La première, triviale, peut être que, pour nombre d’élèves, ce devoir de mémoire de la Shoah apparaîtrait non pas pour ce qu’il représente à nos yeux d’adultes, mais comme une pénultième leçon d’histoire et de morale. Le risque est alors que le contenu du message relatant l’horreur de la Shoah ne soit pas entendu pour ce qu’il est, mais plutôt pour un nouveau thème susceptible de faire l’objet d’un contrôle des connaissances, et que les jeunes finissent alors par oublier cette leçon reçue comme bien d’autres.

Mais, si le message ne passe pas, c’est peut-être également qu’une trop grande responsabilité repose sur les enseignants. Ceux-ci ne sont pas nécessairement préparés ou accompagnés à la prise en charge du devoir de mémoire, qui recouvre bien plus que le simple fait de décrire l’horreur, de montrer des archives et des témoignages de survivants. Que pourrons-nous alors faire une fois que cette génération aura disparu ?

Voyage de lycéennes en Pologne, et rencontre avec une rescapée de la Shoah (France 3).

La deuxième raison tiendrait aux écueils inhérents aux modalités mêmes du devoir de mémoire. Soit la commémoration de l’horreur se situe à un niveau macrosocial, et presque philosophique. Soit elle s’appuie sur des témoignages évoquant le quotidien de l’horreur.

Retenir la première approche rend la chose abstraite et difficile à se représenter pour nombre de jeunes. La seconde révèle une occurrence que nombre de jeunes ne parviennent pas à conceptualiser.
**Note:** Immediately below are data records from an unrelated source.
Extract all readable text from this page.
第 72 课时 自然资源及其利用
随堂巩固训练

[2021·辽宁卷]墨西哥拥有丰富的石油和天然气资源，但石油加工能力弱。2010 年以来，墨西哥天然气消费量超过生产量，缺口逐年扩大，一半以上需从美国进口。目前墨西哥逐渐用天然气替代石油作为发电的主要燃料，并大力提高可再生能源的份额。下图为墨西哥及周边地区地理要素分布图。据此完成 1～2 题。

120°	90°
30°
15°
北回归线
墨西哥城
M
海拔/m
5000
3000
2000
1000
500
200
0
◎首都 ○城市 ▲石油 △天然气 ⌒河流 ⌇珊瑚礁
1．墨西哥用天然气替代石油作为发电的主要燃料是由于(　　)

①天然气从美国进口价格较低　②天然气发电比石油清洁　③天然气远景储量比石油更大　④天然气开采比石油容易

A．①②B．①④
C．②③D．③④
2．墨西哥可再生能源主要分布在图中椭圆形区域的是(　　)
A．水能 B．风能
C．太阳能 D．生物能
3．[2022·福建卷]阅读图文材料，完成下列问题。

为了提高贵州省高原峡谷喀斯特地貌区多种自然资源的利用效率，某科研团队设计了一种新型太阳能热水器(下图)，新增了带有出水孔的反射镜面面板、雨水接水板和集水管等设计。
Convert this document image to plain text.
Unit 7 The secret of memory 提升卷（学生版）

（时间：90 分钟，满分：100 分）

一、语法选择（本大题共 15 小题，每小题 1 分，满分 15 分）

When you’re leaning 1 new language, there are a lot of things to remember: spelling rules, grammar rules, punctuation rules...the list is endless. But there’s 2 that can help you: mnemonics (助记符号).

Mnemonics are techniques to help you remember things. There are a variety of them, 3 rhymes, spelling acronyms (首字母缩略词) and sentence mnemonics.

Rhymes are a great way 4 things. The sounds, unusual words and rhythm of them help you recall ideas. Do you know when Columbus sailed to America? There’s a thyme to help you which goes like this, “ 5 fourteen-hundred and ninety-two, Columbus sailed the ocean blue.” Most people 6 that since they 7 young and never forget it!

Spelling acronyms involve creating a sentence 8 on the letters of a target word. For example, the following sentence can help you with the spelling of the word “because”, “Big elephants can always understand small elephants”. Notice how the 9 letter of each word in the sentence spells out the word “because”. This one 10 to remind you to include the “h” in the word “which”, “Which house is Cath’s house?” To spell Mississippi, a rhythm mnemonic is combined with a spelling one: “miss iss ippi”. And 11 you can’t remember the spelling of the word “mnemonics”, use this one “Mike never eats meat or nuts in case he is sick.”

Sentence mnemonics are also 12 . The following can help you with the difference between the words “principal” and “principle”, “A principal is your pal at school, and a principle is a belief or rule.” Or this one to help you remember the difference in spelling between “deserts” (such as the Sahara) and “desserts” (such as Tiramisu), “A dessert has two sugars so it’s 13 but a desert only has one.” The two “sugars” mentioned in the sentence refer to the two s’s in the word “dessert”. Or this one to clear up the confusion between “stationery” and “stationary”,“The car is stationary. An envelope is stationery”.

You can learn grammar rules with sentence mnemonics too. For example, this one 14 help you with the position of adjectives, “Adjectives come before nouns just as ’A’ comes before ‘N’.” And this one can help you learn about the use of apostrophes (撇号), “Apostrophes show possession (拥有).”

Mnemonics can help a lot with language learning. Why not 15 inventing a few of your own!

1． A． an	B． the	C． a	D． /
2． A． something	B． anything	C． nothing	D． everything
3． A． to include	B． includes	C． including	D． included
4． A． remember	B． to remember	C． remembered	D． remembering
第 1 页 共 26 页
Oui, ce témoignage est horrible, mais quelles leçons en tirer ? La question est loin d’être tranchée, tant elle est sensible et peut faire l’objet de toutes sortes de récupérations.

Une banalisation de la mémoire

On ne peut qu’être étonné d’apprendre que tant de jeunes ne sont pas au fait des horreurs de la Shoah, et ce d’autant plus que les commémorations et la culture populaire diffusent énormément de choses sur cette période de l’histoire. Combien de reportages et de documents d’archives, pour ne pas dire de films destinés au grand public ne voyons-nous pas sur nos écrans ?

Hannah Arendt, en relatant le procès d’Eichman, dénonçait la banalisation du mal : à force de le voir tous les jours, on finit par ne plus y prêter attention. Les auteurs de l’horreur de la Shoah n’y pensaient même plus vraiment, dans la mesure où cela relevait de leur quotidien. En particulier, Eichman traitait de l’extermination des Juifs avec une distance qui fait froid dans le dos, laissant ses juges à Jérusalem dans l’incompréhension.

Aujourd’hui, on pourrait avoir l’impression que la commémoration se banalise et finit par laisser nos jeunes indifférents.

Lors des commémorations, un professeur d’histoire dans le secondaire me rapportait l’anecdote suivante, si éloquente. Dans le cadre du programme de première, il projetait Nuit et Brouillard et incitait ses élèves à (re)voir La Liste de Schindler. Une fois ceci fait, il a demandé à sa classe ce qu’elle avait éprouvé et retenu. La réaction fut plus qu’inattendue : « Pas grand-chose, en fait. On en entend tellement parler que ça ne nous parle plus vraiment ». La banalisation du mal théorisée par Hannah Arendt semble trouver son strict pendant à mesure que les commémorations se succèdent.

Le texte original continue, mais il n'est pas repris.